Representative Wong explained that under the current Chapter 62F law, the amount of money returned to taxpayers corresponds to a percentage of their individual tax liability. House Bill 3770 includes language that proposes any future 62F payouts instead be distributed to all taxpayers in an equal amount, regardless of their income or tax liability.
During floor debate on the bill, the House Republican Caucus offered an amendment to strike the proposed changes made to 62F. Representative Wong supported the amendment, citing the importance of upholding the will of the state’s voters and not tinkering with the law, but it was defeated on a vote of 26-128.

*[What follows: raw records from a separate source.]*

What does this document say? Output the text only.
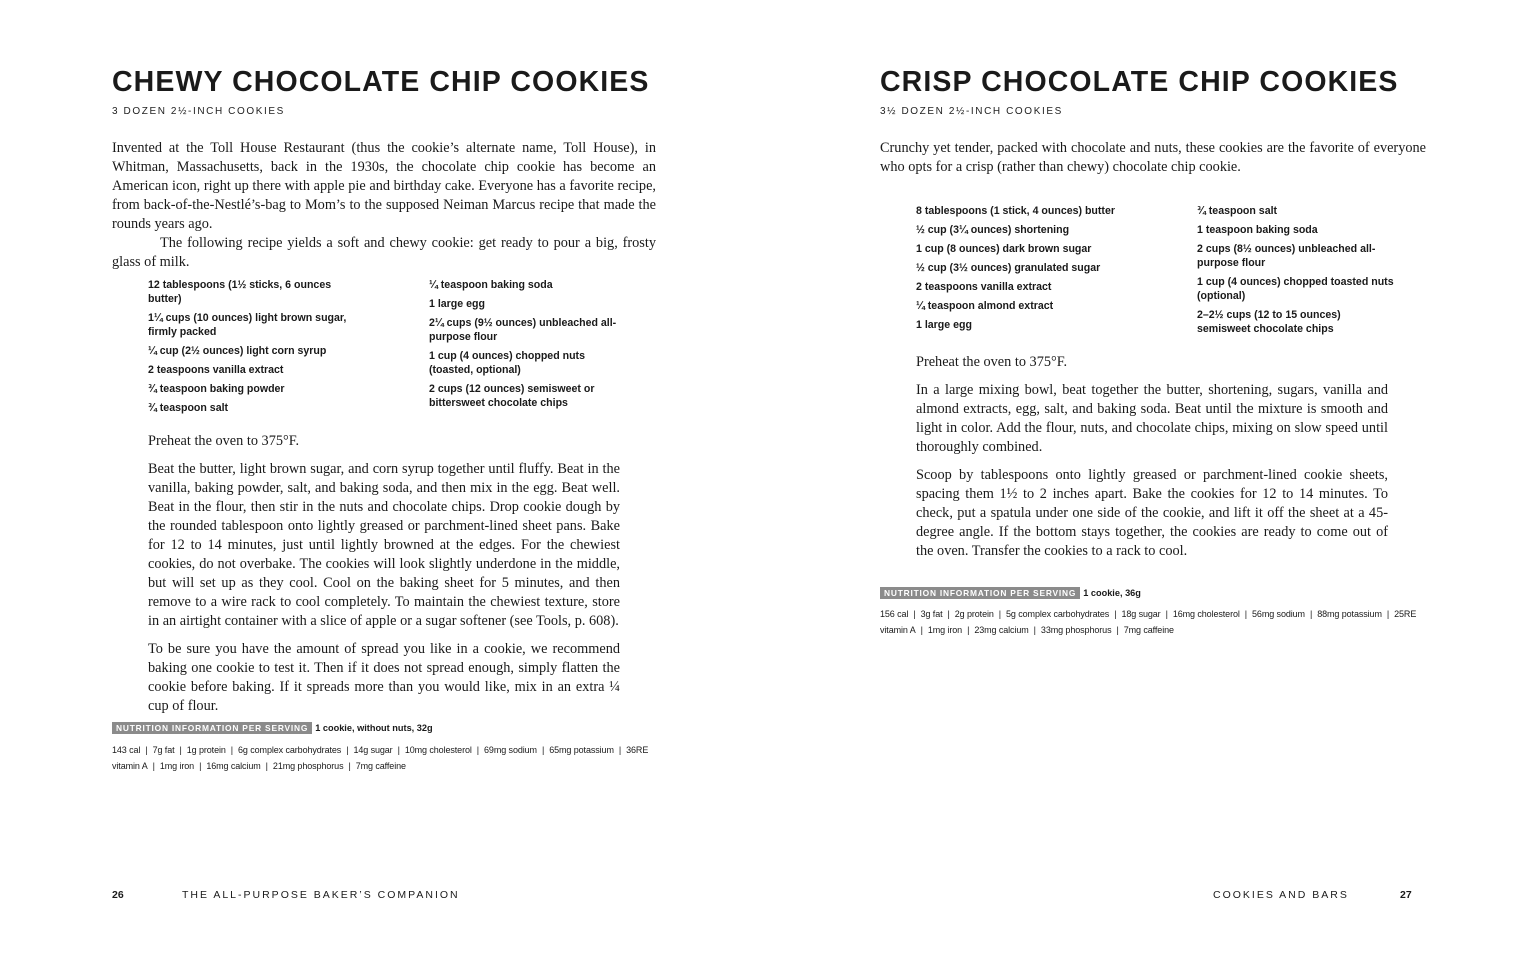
CHEWY CHOCOLATE CHIP COOKIES
3 DOZEN 2½-INCH COOKIES
Invented at the Toll House Restaurant (thus the cookie’s alternate name, Toll House), in Whitman, Massachusetts, back in the 1930s, the chocolate chip cookie has become an American icon, right up there with apple pie and birthday cake. Everyone has a favorite recipe, from back-of-the-Nestlé’s-bag to Mom’s to the supposed Neiman Marcus recipe that made the rounds years ago.
The following recipe yields a soft and chewy cookie: get ready to pour a big, frosty glass of milk.
12 tablespoons (1½ sticks, 6 ounces butter)
1¼ cups (10 ounces) light brown sugar, firmly packed
¼ cup (2½ ounces) light corn syrup
2 teaspoons vanilla extract
¾ teaspoon baking powder
¾ teaspoon salt
¼ teaspoon baking soda
1 large egg
2¼ cups (9½ ounces) unbleached all-purpose flour
1 cup (4 ounces) chopped nuts (toasted, optional)
2 cups (12 ounces) semisweet or bittersweet chocolate chips

Preheat the oven to 375°F.

Beat the butter, light brown sugar, and corn syrup together until fluffy. Beat in the vanilla, baking powder, salt, and baking soda, and then mix in the egg. Beat well. Beat in the flour, then stir in the nuts and chocolate chips. Drop cookie dough by the rounded tablespoon onto lightly greased or parchment-lined sheet pans. Bake for 12 to 14 minutes, just until lightly browned at the edges. For the chewiest cookies, do not overbake. The cookies will look slightly underdone in the middle, but will set up as they cool. Cool on the baking sheet for 5 minutes, and then remove to a wire rack to cool completely. To maintain the chewiest texture, store in an airtight container with a slice of apple or a sugar softener (see Tools, p. 608).

To be sure you have the amount of spread you like in a cookie, we recommend baking one cookie to test it. Then if it does not spread enough, simply flatten the cookie before baking. If it spreads more than you would like, mix in an extra ¼ cup of flour.

NUTRITION INFORMATION PER SERVING 1 cookie, without nuts, 32g
143 cal | 7g fat | 1g protein | 6g complex carbohydrates | 14g sugar | 10mg cholesterol | 69mg sodium | 65mg potassium | 36RE
vitamin A | 1mg iron | 16mg calcium | 21mg phosphorus | 7mg caffeine
26	THE ALL-PURPOSE BAKER’S COMPANION
CRISP CHOCOLATE CHIP COOKIES
3½ DOZEN 2½-INCH COOKIES
Crunchy yet tender, packed with chocolate and nuts, these cookies are the favorite of everyone who opts for a crisp (rather than chewy) chocolate chip cookie.
8 tablespoons (1 stick, 4 ounces) butter
½ cup (3¼ ounces) shortening
1 cup (8 ounces) dark brown sugar
½ cup (3½ ounces) granulated sugar
2 teaspoons vanilla extract
¼ teaspoon almond extract
1 large egg
¾ teaspoon salt
1 teaspoon baking soda
2 cups (8½ ounces) unbleached all-purpose flour
1 cup (4 ounces) chopped toasted nuts (optional)
2–2½ cups (12 to 15 ounces) semisweet chocolate chips

Preheat the oven to 375°F.

In a large mixing bowl, beat together the butter, shortening, sugars, vanilla and almond extracts, egg, salt, and baking soda. Beat until the mixture is smooth and light in color. Add the flour, nuts, and chocolate chips, mixing on slow speed until thoroughly combined.

Scoop by tablespoons onto lightly greased or parchment-lined cookie sheets, spacing them 1½ to 2 inches apart. Bake the cookies for 12 to 14 minutes. To check, put a spatula under one side of the cookie, and lift it off the sheet at a 45-degree angle. If the bottom stays together, the cookies are ready to come out of the oven. Transfer the cookies to a rack to cool.

NUTRITION INFORMATION PER SERVING 1 cookie, 36g
156 cal | 3g fat | 2g protein | 5g complex carbohydrates | 18g sugar | 16mg cholesterol | 56mg sodium | 88mg potassium | 25RE
vitamin A | 1mg iron | 23mg calcium | 33mg phosphorus | 7mg caffeine
COOKIES AND BARS	27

While Representative Wong remains strongly opposed to making any changes to the voter-approved law, he also acknowledged that the proposed changes will likely result in more lower and middle-class taxpayers receiving a larger 62F refund than they did last year, if and when the law is triggered again in the future. Despite the Chapter 62F changes, Representative Wong said that he voted for the underlying legislation because it will provide over $1 billion in tax relief to Massachusetts residents and business owners phased in over three years. Specifically, House Bill 3770 would:
- Double the Senior Circuit Breaker tax credit from $1,200 to $2,400;
- Increase the tax deduction available to renters from $3,000 to $4,000;
- Lower the tax on short-term capital gains from 12 percent to 8 percent in the first year of
implementation and then to 5 percent in year two;
- Raise the estate tax threshold from $1 million to $2 million, and eliminate the “cliff effect” by making the tax applicable only to the value of the estate that exceeds $2 million;
- Reduce corporate excise taxes for companies that operate in more than one state by assessing the tax using a single sales factor, rather than the current assessment that is based on in-state sales, local payroll and property holdings;
- Expand the state match on the federal Earned Income Tax Credit from 30 percent to 40 percent; and
- Provide for a combined child care and dependent care tax credit totaling $310 per dependent in the first year, $455 in the second year and $600 beginning in the third year, while also eliminating the current cap on the tax credit.
The tax relief package must still be approved by the Senate and signed by Governor Maura Healey before it becomes law. Representative Wong said that he and the rest of the House Republican Caucus will ask Governor Healey to veto the changes to Chapter 62F should those provisions make it into the final version of the bill.